We continued learning about After Effects and the industry of VFX, working with a logo made of primitive shapes and adding some special effects to make them pop.
There was also continued talk about the VFX pipeline, reviewing what we’d gone over in our previous classes before the mid-term break. A few extra bits I didn’t make note of before were:
- The difference between offline work and online work; the former is what you do on the side while you’re working on the project, which isn’t necessarily publishable quality, versus the online work you’ll be presenting as your final piece.
- The EDL (edit decision list) is what everyone holds their breath for and is the first thing to come out of the initial commercial shoot. The final decisions are made up by the offline editor and then distributed to the rest of the team.
We also covered content on the different forms of videos – NTSC (30fps), PAL (25fps), and SECAM (also 25fps, but uses a different colour signal from the other two).
It’s important to remember these differences when you’re developing your project for other countries – what sort of colour encoding system is native to the location? While the UK might use PAL, places like North America and France use other broadcasting formats. This can also be true for other industries, like video games.
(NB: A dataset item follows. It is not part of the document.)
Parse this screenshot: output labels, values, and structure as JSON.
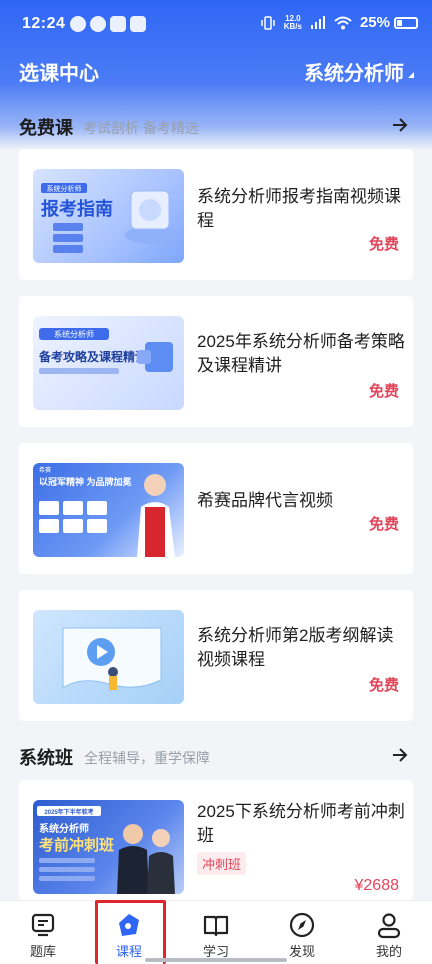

We started with getting some basic shapes and bringing them into After Effects, then duplicating the layer so we had a template (where we wanted the shapes to end up at the end of the sequence) and a secondary layer we could alter. Taking the secondary layer, we enlarged it so the shapes would end up “falling into place” in the last key frame.
It was important to remember we could group the three primitive shapes into a null object parent. This way, we could manipulate all of the shapes together as one unit, but also still change them on an individual level.
This was the final sequence of layers we ended up with. As you can see, the shapes were all children of the Null object, however the textures we ended up adding we children of one shape layer. We were then taught how to Track Matte – this is an invisible layer that’s used to control the opacity of the layer underneath. In laymen terms, it would replace the alpha channel of the layer it’s applied to, so in this case the shapes.
Overall, I enjoyed making the primitive shape logo and it gave me ideas for what visual effects I could do for the company logo we’ve been asked to make for a future exercise. I didn’t find very much difficult throughout the class, merely because we’re gaining an ever-increasing familiarity with the Adobe suite. The task itself was intuitive and I think the skills we’re learning can be applied to lots of different things, including our portfolios for extra visual pizzazz.
Pete suggested we look into an artist named Rich Wake, however his name had been mentioned in a previous lesson and I commented about his work in a previous blog (which also included reflection on the work of Saul Bass).